The prospect of taking on Rao Inderjit Singh, once considered his father’s political mentor, does not bother him and he has ruled out any challenge from AAP’s Yogendra Yadav.

“Yogendra Yadav is not getting the kind of support he would have expected and everyone knows of what [the] AAP did in Delhi. It is going to be a direct contest between the Congress party and BJP. While someone as senior as Rao Inderjit Singh leaving the party does create a temporary vacuum, he has to remember he is past his prime. Indirectly he has done a [lot of] good for the younger general leaders like me to come up by moving away,” Chiranjeev said.

His apartment in Gurgaon’s posh Residency Greens features a picture of his father and father-in-law together, a telling reminder of his roots, while another wall has picture of Congress party president Sonia Gandhi. At this time, he is joined by his wife Anushka and the topic shifts to Lalu Prasad Yadav.

“I would campaign for my husband and I am sure my father would come here to campaign as well. My father treats him like his own son,” says Anushka, who married Chiranjeev in 2012 at a wedding attended by the who’s who of Indian politics.
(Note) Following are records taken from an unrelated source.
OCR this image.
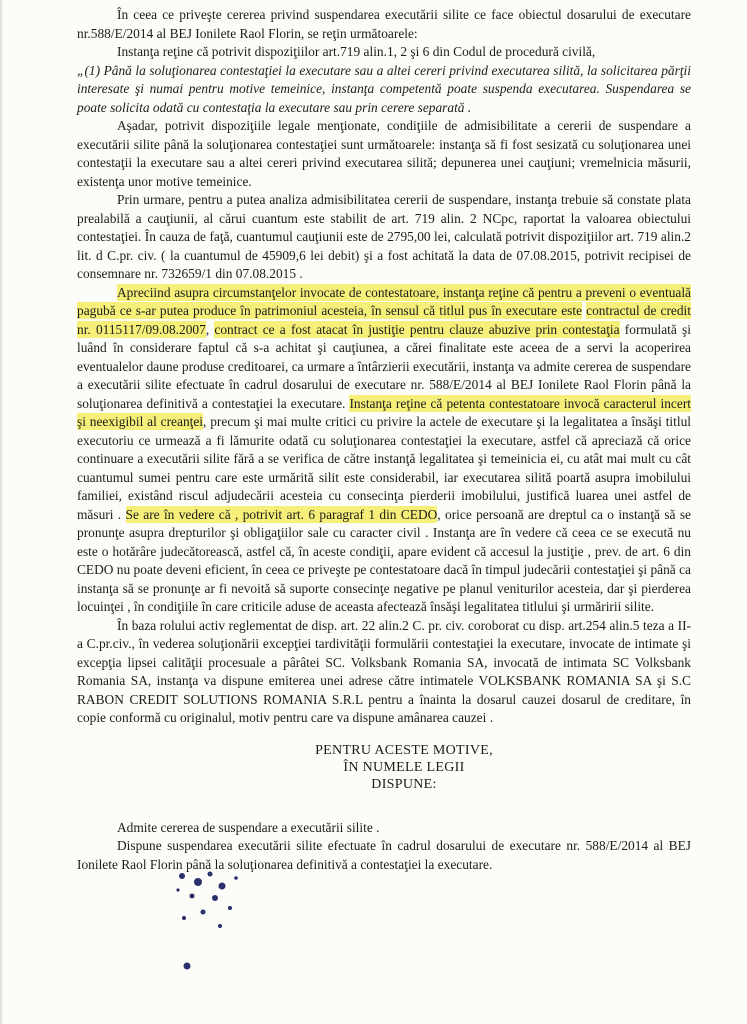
În ceea ce priveşte cererea privind suspendarea executării silite ce face obiectul dosarului de executare nr.588/E/2014 al BEJ Ionilete Raol Florin, se reţin următoarele:

Instanţa reţine că potrivit dispoziţiilor art.719 alin.1, 2 şi 6 din Codul de procedură civilă,

„(1) Până la soluţionarea contestaţiei la executare sau a altei cereri privind executarea silită, la solicitarea părţii interesate şi numai pentru motive temeinice, instanţa competentă poate suspenda executarea. Suspendarea se poate solicita odată cu contestaţia la executare sau prin cerere separată .

Aşadar, potrivit dispoziţiile legale menţionate, condiţiile de admisibilitate a cererii de suspendare a executării silite până la soluţionarea contestaţiei sunt următoarele: instanţa să fi fost sesizată cu soluţionarea unei contestaţii la executare sau a altei cereri privind executarea silită; depunerea unei cauţiuni; vremelnicia măsurii, existenţa unor motive temeinice.

Prin urmare, pentru a putea analiza admisibilitatea cererii de suspendare, instanţa trebuie să constate plata prealabilă a cauţiunii, al cărui cuantum este stabilit de art. 719 alin. 2 NCpc, raportat la valoarea obiectului contestaţiei. În cauza de faţă, cuantumul cauţiunii este de 2795,00 lei, calculată potrivit dispoziţiilor art. 719 alin.2 lit. d C.pr. civ. ( la cuantumul de 45909,6 lei debit) şi a fost achitată la data de 07.08.2015, potrivit recipisei de consemnare nr. 732659/1 din 07.08.2015 .

Apreciind asupra circumstanţelor invocate de contestatoare, instanţa reţine că pentru a preveni o eventuală pagubă ce s-ar putea produce în patrimoniul acesteia, în sensul că titlul pus în executare este contractul de credit nr. 0115117/09.08.2007, contract ce a fost atacat în justiţie pentru clauze abuzive prin contestaţia formulată şi luând în considerare faptul că s-a achitat şi cauţiunea, a cărei finalitate este aceea de a servi la acoperirea eventualelor daune produse creditoarei, ca urmare a întârzierii executării, instanţa va admite cererea de suspendare a executării silite efectuate în cadrul dosarului de executare nr. 588/E/2014 al BEJ Ionilete Raol Florin până la soluţionarea definitivă a contestaţiei la executare. Instanţa reţine că petenta contestatoare invocă caracterul incert şi neexigibil al creanţei, precum şi mai multe critici cu privire la actele de executare şi la legalitatea a însăşi titlul executoriu ce urmează a fi lămurite odată cu soluţionarea contestaţiei la executare, astfel că apreciază că orice continuare a executării silite fără a se verifica de către instanţă legalitatea şi temeinicia ei, cu atât mai mult cu cât cuantumul sumei pentru care este urmărită silit este considerabil, iar executarea silită poartă asupra imobilului familiei, existând riscul adjudecării acesteia cu consecinţa pierderii imobilului, justifică luarea unei astfel de măsuri . Se are în vedere că , potrivit art. 6 paragraf 1 din CEDO, orice persoană are dreptul ca o instanţă să se pronunţe asupra drepturilor şi obligaţiilor sale cu caracter civil . Instanţa are în vedere că ceea ce se execută nu este o hotărâre judecătorească, astfel că, în aceste condiţii, apare evident că accesul la justiţie , prev. de art. 6 din CEDO nu poate deveni eficient, în ceea ce priveşte pe contestatoare dacă în timpul judecării contestaţiei şi până ca instanţa să se pronunţe ar fi nevoită să suporte consecinţe negative pe planul veniturilor acesteia, dar şi pierderea locuinţei , în condiţiile în care criticile aduse de aceasta afectează însăşi legalitatea titlului şi urmăririi silite.

În baza rolului activ reglementat de disp. art. 22 alin.2 C. pr. civ. coroborat cu disp. art.254 alin.5 teza a II-a C.pr.civ., în vederea soluţionării excepţiei tardivităţii formulării contestaţiei la executare, invocate de intimate şi excepţia lipsei calităţii procesuale a pârâtei SC. Volksbank Romania SA, invocată de intimata SC Volksbank Romania SA, instanţa va dispune emiterea unei adrese către intimatele VOLKSBANK ROMANIA SA şi S.C RABON CREDIT SOLUTIONS ROMANIA S.R.L pentru a înainta la dosarul cauzei dosarul de creditare, în copie conformă cu originalul, motiv pentru care va dispune amânarea cauzei .

PENTRU ACESTE MOTIVE,
ÎN NUMELE LEGII
DISPUNE:

Admite cererea de suspendare a executării silite .

Dispune suspendarea executării silite efectuate în cadrul dosarului de executare nr. 588/E/2014 al BEJ Ionilete Raol Florin până la soluţionarea definitivă a contestaţiei la executare.
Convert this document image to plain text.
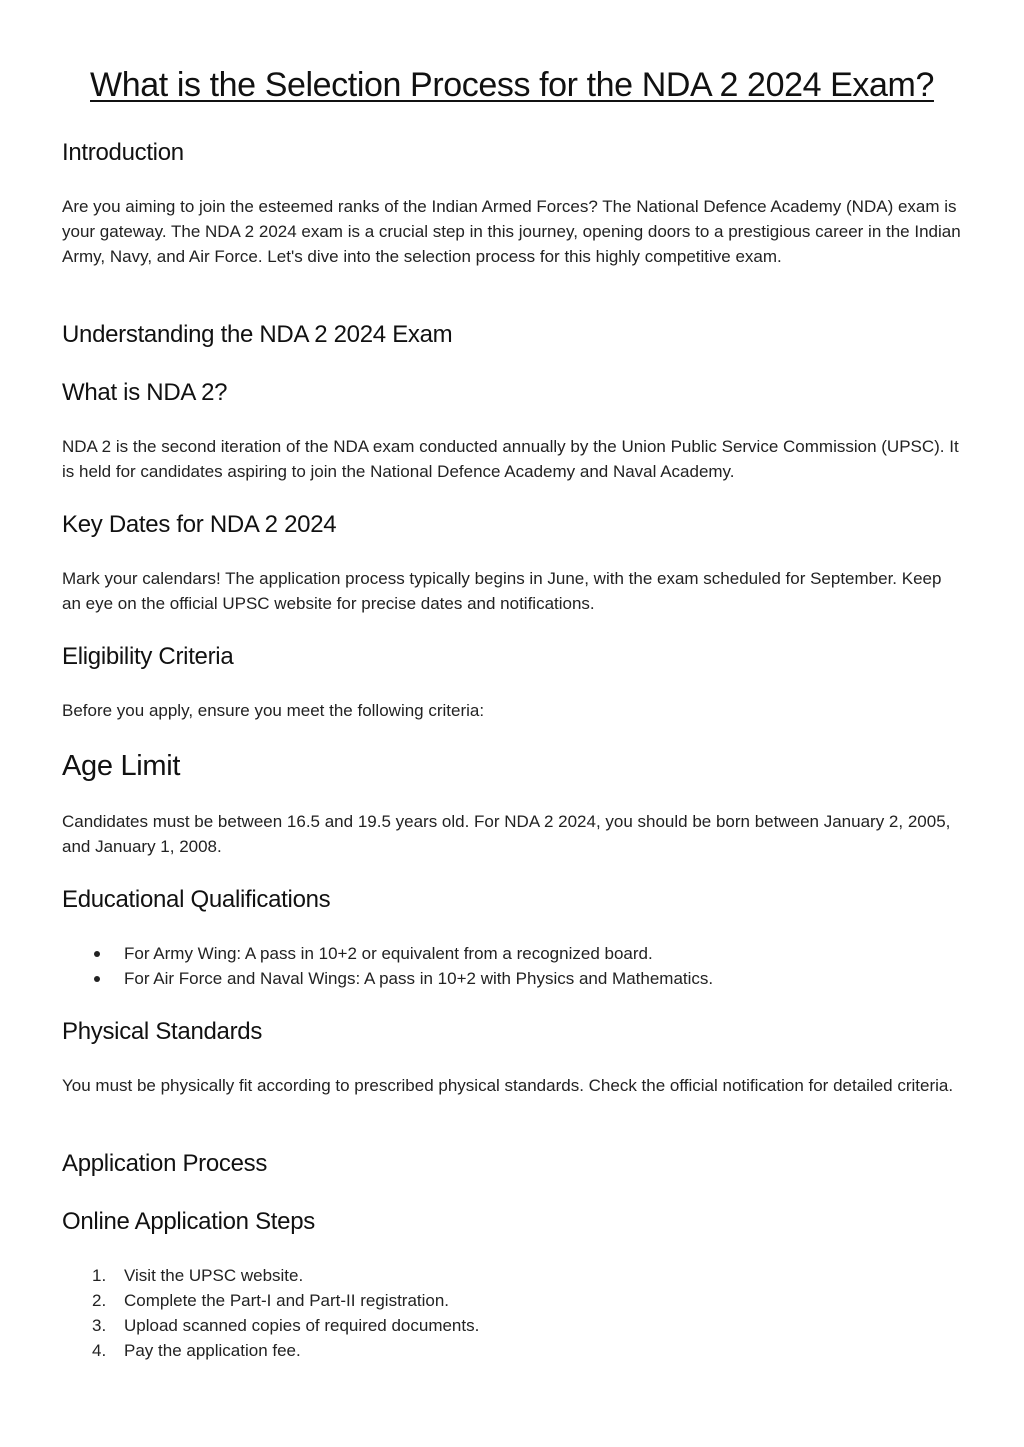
What is the Selection Process for the NDA 2 2024 Exam?
Introduction

Are you aiming to join the esteemed ranks of the Indian Armed Forces? The National Defence Academy (NDA) exam is your gateway. The NDA 2 2024 exam is a crucial step in this journey, opening doors to a prestigious career in the Indian Army, Navy, and Air Force. Let's dive into the selection process for this highly competitive exam.

Understanding the NDA 2 2024 Exam
What is NDA 2?

NDA 2 is the second iteration of the NDA exam conducted annually by the Union Public Service Commission (UPSC). It is held for candidates aspiring to join the National Defence Academy and Naval Academy.

Key Dates for NDA 2 2024

Mark your calendars! The application process typically begins in June, with the exam scheduled for September. Keep an eye on the official UPSC website for precise dates and notifications.

Eligibility Criteria

Before you apply, ensure you meet the following criteria:

Age Limit

Candidates must be between 16.5 and 19.5 years old. For NDA 2 2024, you should be born between January 2, 2005, and January 1, 2008.

Educational Qualifications
For Army Wing: A pass in 10+2 or equivalent from a recognized board.
For Air Force and Naval Wings: A pass in 10+2 with Physics and Mathematics.
Physical Standards

You must be physically fit according to prescribed physical standards. Check the official notification for detailed criteria.

Application Process
Online Application Steps
1. Visit the UPSC website.
2. Complete the Part-I and Part-II registration.
3. Upload scanned copies of required documents.
4. Pay the application fee.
“I will definitely invite him to campaign for me. Gurgaon has a significant presence of people from Bihar and Uttar Pradesh and his presence would make a difference,” quips Chiranjeev.

Chiranjeev displayed maturity when asked what he would do if denied nomination by the Congress party and instead is invited by his father-in-law to contest as a nominee of his Rashtriya Janata Dal (RJD) candidate from Bihar.

“My heart lies in Haryana. My aim is not to become an MP but to work for the people of Gurgaon and Haryana, which I have been doing for so many years now,” Chiranjeev said.

Interestingly, while Lalu Prasad Yadav himself is barred from contesting elections, reports have revealed that his ex-chief minister wife Rabri Devi will contest his Saran seat while the eldest of his nine children Misa Bharti vies for the Patliputra seat which Lalu lost by a narrow margin in 2009.

“Yes my mother will contest from Saran. But my sister contesting the Patliputra seat is not finalised yet. But yes, I would definitely go to campaign and support them. But it would depend on whether my husband is going to contest or not,” Anushka said.

The couple were asked how they reacted when Lalu Prasad Yadav was sent to jail recently in the fodder scam case.

“We did feel sad but then we knew he had done no wrong and would be out soon. We are sure he will come clean in this case soon,” Chiranjeev said.